Abstract Background Depressive symptoms are common in individuals suffering from severe somatic conditions. There is a lack of interventions and evidence-based interventions aiming to reduce depressive symptoms in patients with severe somatic conditions. The aim of the NEVERMIND project is to address these issues and provide evidence by testing the NEVERMIND system, designed to reduce and prevent depressive symptoms in comparison to treatment as usual. Methods The NEVERMIND study is a parallel-groups, pragmatic randomised controlled trial to assess the effectiveness of the NEVERMIND system in reducing depressive symptoms among individuals with severe somatic conditions. The NEVERMIND system comprises a smart shirt and a user interface, in the form of a mobile application. The system is a real-time decision support system, aiming to predict the severity and onset of depressive symptoms by modelling the well-being condition of patients based on physiological data, body movement, and the recurrence of social interactions. The study includes 330 patients who have a diagnosis of myocardial infarction, breast cancer, prostate cancer, kidney failure, or lower limb amputation. Participants are randomised in blocks of ten to either the NEVERMIND intervention or treatment as usual as the control group. Clinical interviews and structured questionnaires are administered at baseline, at 12 weeks, and 24 weeks to assess whether the NEVERMIND system is superior to treatment as usual. The endpoint of primary interest is Beck Depression Inventory II (BDI-II) at 12 weeks defined as (i) the severity of depressive symptoms as measured by the BDI-II. Secondary outcomes include prevention of the onset of depressive symptoms, changes in quality of life, perceived stigma, and self-efficacy.
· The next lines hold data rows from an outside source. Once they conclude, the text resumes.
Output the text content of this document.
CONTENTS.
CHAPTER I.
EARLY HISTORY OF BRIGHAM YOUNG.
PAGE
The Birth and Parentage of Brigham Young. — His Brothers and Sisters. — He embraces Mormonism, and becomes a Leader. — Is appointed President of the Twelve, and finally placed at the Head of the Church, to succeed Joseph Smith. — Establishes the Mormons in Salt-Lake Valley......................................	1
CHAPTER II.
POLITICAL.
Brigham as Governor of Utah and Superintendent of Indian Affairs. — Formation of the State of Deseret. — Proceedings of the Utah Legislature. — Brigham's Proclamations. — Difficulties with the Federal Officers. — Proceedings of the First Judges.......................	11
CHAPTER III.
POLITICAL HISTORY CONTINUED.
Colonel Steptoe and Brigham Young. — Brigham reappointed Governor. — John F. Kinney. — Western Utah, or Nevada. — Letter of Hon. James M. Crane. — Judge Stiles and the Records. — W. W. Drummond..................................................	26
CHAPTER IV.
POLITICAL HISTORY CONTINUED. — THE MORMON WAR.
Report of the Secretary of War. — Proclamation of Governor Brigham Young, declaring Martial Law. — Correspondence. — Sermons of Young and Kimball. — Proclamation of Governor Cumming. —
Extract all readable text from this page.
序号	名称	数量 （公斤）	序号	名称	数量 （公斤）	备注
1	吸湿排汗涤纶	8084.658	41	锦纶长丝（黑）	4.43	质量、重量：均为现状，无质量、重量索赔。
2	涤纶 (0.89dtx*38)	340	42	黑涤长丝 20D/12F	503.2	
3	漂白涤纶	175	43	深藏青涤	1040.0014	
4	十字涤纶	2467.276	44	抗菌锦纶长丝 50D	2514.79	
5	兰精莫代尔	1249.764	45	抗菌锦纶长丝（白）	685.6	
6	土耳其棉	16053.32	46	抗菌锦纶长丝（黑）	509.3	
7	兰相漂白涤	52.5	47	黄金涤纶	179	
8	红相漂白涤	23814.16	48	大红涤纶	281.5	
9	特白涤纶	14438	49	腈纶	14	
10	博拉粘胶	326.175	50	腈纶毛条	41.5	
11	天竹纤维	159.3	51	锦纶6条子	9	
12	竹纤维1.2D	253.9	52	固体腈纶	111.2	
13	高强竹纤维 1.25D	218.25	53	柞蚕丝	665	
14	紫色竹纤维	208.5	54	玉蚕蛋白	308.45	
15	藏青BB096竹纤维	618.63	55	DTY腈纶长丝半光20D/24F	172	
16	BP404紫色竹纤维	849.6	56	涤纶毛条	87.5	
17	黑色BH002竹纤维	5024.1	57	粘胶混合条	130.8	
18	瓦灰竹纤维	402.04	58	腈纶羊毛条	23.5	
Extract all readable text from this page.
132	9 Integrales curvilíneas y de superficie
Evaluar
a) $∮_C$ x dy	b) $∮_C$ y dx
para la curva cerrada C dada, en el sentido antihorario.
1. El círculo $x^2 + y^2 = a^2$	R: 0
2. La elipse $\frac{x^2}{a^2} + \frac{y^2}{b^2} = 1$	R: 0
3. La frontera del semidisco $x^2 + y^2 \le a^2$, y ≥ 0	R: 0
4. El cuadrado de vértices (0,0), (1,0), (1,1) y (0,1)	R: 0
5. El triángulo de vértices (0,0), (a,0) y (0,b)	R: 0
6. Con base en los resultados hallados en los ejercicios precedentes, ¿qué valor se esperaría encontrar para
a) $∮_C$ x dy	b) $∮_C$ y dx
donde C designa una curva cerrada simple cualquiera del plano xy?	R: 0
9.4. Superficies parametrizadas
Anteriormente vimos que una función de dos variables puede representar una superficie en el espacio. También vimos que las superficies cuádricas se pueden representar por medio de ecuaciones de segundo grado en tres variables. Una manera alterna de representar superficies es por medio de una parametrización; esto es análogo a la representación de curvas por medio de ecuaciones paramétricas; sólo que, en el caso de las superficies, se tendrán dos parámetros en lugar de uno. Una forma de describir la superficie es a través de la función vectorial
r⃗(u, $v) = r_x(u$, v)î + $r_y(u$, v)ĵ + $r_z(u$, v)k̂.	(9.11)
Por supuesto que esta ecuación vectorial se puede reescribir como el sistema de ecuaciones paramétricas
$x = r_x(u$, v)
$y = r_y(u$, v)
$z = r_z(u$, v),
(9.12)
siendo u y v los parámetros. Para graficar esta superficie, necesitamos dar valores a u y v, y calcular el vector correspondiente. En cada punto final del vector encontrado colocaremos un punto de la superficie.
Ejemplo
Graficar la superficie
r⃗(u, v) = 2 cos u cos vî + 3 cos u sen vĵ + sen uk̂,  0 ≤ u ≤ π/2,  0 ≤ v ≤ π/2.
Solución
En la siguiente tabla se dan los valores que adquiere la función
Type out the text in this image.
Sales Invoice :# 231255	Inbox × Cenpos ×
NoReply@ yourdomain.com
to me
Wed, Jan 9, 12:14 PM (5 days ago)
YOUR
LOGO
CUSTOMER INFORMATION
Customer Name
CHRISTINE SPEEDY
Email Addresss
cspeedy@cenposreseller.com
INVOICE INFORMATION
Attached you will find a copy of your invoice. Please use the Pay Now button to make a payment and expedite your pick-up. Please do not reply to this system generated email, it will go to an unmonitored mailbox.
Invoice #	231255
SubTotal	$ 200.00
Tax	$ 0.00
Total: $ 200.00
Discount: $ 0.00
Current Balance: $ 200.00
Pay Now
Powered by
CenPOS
Discussion There is a lack of evidence-based interventions aiming to reduce and prevent depressive symptoms in patients with severe somatic conditions. If the NEVERMIND system is effective, it will provide healthcare systems with a novel and innovative method to attend to depressive symptoms in patients with severe somatic conditions. Trial registration DRKS00013391. Registered 23 November 2017.